Il résulte de ce qui précède que la commercialisation par la société Sherine Orient de sacs revêtus des phrases « mon Hermès est à la maison » ou « En attendant mon Birkin » constitue une contrefaçon des marques HERMÈS et BIRKIN de la société Hermès international. Le jugement sera donc infirmé sur ce point.
PAR CES MOTIFS
La Cour, statuant par défaut, dans les limites de l'appel,
Infirme le jugement en ce qu'il a rejeté les demandes formées par la société Hermès international au titre des marques verbales BIRKIN n° 97691016 et HERMÈS n° 1558350 ;
Statuant à nouveau,
Dit que les importation, exposition, offre en vente, mise sur le marché, détention et commercialisation par la société Sherine Orient de sacs reproduisant les marques BIRKIN et HERMÈS de la société Hermès international constituent des actes de contrefaçon de marques en France ;
Laisse les dépens d'appel à la charge des sociétés Hermès international et Hermès sellier.
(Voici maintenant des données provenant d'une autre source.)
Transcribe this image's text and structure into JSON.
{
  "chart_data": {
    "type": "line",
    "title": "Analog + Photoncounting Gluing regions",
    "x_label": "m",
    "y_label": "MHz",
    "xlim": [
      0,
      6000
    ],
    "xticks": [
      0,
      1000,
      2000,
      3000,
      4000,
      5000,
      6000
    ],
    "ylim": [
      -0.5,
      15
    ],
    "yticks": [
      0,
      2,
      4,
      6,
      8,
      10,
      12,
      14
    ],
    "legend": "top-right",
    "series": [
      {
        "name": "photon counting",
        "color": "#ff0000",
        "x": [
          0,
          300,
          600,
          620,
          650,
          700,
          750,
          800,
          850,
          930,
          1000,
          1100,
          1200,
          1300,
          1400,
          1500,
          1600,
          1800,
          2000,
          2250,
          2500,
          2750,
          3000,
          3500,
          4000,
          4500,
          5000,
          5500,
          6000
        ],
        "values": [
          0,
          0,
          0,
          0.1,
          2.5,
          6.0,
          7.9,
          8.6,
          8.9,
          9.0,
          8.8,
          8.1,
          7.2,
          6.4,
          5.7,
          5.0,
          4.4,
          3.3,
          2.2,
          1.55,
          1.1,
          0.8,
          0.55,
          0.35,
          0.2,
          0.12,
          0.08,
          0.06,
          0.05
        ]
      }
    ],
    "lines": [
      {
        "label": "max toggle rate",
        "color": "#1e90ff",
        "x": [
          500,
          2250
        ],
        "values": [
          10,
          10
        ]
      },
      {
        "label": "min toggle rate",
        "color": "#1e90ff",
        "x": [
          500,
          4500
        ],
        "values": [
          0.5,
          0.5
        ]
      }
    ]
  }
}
Prononcé publiquement par mise à disposition de l'arrêt au greffe de la cour, les parties en ayant été préalablement avisées dans les conditions prévues au deuxième alinéa de l'article 450 du code de procédure civile.
Signé par Madame Florence DUBOIS-STEVANT, Présidente, et par M. BELLANCOURT, Greffier, auquel la minute de la décision a été remise par le magistrat signataire.